Colchester MP Sir Bob Russell’s reputation as being one of the most prolific contributors to debates and questions in the House of Commons has been confirmed by a check with Hansard, the official record of Parliamentary proceedings, which reveals that in the past few days he has spoken seven times.
On Wednesday he spoke in the Autumn Statement and called on the Government to allocate money no longer required for military expenditure in Afghanistan to be spent on modernising the homes of members of HM Armed Forces including those at Colchester Garrison.
In the debate on increased funding for the National Health Service he praised medical and support staff at Colchester General Hospital in working to bring it out of “special measures”.
Sir Bob also urged that the teaching of First Aid in schools should be part of the National Curriculum – prompting Health Secretary Jeremy Hunt to observe that “no-one campaigns more for First Aid than the MP for Colchester” and to agree that First Aid is not only an important skill but should considered “as part of the prevention agenda.”
In the debate about the Road Investment Strategy he asked about the A12 Colchester Northern By-Pass, which is to be upgraded to three lanes, and the A120 to the east and west of Colchester where he is supporting campaigns for this to be made dual-carriageway from Braintree to Marks Tey and a continuation to the east of Colchester as far as Harwich.
During Education Questions Sir Bob asked if it was still the case that, for the purpose of school league tables, a pupil in hospital receiving treatment for cancer would be marked as “absent”. He was told that “there is a specific code” for such absences so that they were not included.

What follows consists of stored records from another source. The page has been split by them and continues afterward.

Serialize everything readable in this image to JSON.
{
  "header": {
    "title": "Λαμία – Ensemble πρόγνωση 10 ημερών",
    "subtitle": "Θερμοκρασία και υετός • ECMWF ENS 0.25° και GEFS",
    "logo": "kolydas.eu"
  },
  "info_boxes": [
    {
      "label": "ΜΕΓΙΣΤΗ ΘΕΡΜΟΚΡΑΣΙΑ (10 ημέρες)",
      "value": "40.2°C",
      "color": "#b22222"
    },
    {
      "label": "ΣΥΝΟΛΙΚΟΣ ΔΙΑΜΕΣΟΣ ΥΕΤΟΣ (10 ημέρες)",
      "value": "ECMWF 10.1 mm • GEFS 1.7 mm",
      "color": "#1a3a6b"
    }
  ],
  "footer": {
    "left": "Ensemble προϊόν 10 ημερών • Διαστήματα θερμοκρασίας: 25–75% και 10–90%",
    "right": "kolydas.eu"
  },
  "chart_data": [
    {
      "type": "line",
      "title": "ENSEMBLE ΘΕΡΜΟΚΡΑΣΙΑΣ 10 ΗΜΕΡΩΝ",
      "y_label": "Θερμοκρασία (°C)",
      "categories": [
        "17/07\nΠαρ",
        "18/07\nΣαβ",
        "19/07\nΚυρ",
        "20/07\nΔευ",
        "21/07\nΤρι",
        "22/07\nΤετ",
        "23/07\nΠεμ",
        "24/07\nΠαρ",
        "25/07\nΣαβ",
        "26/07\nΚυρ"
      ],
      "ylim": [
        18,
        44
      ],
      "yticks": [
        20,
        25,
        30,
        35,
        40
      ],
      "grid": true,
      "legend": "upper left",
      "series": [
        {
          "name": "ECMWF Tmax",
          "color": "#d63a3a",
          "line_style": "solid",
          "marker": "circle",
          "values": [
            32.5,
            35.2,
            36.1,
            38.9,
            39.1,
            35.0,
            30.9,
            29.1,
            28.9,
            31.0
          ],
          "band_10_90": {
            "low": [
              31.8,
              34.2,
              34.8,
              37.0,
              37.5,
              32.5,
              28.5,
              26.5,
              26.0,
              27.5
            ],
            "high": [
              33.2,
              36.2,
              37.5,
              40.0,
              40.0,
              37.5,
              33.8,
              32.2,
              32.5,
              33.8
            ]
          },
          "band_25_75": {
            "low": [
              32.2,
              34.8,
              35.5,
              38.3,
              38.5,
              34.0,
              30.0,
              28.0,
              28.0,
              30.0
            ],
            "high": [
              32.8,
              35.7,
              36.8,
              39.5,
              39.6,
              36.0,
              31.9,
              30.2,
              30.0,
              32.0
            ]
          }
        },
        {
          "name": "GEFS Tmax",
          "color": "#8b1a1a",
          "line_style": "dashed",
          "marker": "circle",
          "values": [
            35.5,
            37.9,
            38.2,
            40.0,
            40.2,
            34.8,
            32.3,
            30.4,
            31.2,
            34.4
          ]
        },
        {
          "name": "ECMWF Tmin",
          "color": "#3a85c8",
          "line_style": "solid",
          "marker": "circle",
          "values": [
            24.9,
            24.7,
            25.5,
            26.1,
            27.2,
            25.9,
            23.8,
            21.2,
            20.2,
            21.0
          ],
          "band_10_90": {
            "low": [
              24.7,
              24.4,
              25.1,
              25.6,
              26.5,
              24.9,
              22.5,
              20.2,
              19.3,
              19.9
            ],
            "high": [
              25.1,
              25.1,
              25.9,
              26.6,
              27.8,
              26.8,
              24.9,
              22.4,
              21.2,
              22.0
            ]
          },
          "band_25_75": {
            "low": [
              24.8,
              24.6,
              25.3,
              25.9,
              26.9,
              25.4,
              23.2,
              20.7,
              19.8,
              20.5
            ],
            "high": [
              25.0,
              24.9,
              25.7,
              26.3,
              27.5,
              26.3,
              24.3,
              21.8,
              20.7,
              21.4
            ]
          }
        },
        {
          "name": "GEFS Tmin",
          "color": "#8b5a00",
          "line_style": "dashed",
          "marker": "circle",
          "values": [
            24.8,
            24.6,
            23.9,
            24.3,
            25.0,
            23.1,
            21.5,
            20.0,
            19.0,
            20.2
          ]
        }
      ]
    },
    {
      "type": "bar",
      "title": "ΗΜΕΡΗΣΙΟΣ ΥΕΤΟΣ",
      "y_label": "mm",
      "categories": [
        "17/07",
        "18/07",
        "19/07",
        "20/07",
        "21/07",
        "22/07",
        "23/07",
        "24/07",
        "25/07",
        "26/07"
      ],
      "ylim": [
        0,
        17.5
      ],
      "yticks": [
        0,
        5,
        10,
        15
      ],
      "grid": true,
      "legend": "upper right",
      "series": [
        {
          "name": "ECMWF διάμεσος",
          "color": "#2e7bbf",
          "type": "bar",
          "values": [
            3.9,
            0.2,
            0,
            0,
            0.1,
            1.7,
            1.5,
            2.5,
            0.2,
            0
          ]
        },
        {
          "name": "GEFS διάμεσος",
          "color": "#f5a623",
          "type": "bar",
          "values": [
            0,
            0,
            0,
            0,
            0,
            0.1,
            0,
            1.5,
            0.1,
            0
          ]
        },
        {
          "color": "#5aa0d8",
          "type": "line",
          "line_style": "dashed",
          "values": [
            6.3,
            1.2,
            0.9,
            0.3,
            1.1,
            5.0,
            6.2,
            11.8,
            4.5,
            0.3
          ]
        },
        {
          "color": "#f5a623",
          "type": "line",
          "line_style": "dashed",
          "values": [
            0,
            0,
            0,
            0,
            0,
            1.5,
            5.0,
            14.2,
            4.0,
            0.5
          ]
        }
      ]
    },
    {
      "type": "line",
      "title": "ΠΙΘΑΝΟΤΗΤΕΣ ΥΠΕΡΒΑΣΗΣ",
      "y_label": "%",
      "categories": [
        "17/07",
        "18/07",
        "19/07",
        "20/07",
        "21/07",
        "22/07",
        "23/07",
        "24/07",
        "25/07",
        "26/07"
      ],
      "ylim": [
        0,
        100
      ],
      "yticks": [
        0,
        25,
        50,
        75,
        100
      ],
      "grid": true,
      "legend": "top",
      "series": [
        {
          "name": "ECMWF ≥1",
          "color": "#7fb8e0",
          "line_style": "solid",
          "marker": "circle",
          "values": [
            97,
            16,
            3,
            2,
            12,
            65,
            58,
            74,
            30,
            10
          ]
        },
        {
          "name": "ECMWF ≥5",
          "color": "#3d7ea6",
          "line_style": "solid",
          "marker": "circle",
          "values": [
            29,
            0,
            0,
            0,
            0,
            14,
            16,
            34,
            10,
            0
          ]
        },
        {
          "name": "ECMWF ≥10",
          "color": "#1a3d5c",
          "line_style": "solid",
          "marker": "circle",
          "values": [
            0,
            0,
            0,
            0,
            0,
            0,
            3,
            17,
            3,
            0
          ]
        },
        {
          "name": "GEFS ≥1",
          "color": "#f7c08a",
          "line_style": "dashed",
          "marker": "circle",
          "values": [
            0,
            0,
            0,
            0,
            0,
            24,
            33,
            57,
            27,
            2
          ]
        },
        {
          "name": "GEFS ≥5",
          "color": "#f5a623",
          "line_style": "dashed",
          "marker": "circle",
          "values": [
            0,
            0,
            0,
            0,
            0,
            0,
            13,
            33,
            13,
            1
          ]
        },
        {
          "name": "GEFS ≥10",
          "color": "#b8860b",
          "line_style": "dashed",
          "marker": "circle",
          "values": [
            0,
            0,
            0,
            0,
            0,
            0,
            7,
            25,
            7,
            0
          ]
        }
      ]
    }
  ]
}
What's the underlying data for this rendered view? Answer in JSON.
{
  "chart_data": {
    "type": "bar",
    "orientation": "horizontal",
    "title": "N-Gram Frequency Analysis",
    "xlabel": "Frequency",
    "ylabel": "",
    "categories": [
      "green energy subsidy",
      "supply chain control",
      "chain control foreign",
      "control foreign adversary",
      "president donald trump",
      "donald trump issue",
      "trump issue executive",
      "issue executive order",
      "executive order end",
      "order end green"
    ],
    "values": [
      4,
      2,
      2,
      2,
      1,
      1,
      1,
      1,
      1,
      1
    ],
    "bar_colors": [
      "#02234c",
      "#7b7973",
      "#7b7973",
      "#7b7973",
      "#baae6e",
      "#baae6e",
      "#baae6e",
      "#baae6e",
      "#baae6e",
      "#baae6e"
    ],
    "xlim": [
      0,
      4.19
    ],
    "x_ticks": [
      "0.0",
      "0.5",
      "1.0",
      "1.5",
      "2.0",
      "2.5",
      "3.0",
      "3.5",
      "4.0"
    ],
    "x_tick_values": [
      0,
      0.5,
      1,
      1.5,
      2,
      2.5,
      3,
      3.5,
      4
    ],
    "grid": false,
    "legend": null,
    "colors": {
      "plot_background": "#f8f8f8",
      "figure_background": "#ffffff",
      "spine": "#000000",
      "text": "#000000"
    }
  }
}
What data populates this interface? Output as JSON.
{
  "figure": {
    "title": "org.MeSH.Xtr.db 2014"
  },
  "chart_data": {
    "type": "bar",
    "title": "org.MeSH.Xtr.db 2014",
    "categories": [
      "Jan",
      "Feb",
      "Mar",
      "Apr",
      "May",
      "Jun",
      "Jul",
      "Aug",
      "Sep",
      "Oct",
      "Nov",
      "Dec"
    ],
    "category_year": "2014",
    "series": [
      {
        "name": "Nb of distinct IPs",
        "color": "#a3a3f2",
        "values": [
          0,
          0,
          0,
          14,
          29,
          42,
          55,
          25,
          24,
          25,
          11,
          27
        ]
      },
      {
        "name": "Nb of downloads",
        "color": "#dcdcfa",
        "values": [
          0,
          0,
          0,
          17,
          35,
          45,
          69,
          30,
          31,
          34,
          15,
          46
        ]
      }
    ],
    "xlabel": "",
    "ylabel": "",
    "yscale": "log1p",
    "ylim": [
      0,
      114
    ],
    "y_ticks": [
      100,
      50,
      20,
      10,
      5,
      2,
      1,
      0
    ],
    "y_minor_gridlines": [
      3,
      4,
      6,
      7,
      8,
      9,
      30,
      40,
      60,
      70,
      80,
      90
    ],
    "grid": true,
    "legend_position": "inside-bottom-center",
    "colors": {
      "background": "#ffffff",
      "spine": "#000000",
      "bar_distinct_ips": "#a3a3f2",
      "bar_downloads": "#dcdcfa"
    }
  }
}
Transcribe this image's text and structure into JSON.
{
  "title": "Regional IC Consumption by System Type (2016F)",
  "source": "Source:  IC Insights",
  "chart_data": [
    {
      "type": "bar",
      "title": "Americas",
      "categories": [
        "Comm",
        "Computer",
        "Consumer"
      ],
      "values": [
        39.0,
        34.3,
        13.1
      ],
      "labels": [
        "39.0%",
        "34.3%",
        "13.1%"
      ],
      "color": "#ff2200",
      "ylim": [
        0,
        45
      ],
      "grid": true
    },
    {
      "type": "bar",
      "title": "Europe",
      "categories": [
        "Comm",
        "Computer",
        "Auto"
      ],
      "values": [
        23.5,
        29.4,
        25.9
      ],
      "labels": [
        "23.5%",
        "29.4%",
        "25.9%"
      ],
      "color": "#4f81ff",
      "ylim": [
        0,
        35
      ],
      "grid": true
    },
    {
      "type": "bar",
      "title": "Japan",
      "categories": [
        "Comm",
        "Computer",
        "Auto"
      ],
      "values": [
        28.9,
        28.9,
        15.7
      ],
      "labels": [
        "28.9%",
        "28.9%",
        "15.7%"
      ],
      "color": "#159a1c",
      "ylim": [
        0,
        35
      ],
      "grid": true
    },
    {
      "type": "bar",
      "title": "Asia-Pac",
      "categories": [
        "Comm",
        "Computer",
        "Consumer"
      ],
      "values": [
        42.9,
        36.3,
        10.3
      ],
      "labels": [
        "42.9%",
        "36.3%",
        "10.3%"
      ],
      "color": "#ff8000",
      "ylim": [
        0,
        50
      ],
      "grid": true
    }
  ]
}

With the approach of the 200th anniversary of the ending of the North American War of 1812-14 between the US and Britain, Culture Secretary Sajid Javid said he would look at Sir Bob’s suggestion that this was an historic event worthy of being marked. The Peace Treaty was signed on Christmas Eve 1814. Soldiers from the East Essex Regiment were involved in burning down The White House on 24th August of that year.
In a Defence Statement on Afghanistan, with the ending of British combat operations, Sir Bob praised solders from Colchester-based 16 Air Assault Brigade which has been deployed three times to Helmand Province. He also again raised the issue of why, six years after a dangerous mission by the Brigade of taking a huge turbine through hostile and difficult terrain, this had still not been installed to provide electricity.
During Business Questions Sir Bob said: “On Christmas Eve, printing company Polestar will be axing 75 jobs in my constituency and shutting all three of its sites in Colchester.” He called for a wider debate on the “spare capacity in the printing industry – a situation not helped when British companies such as BT print all their directories overseas.”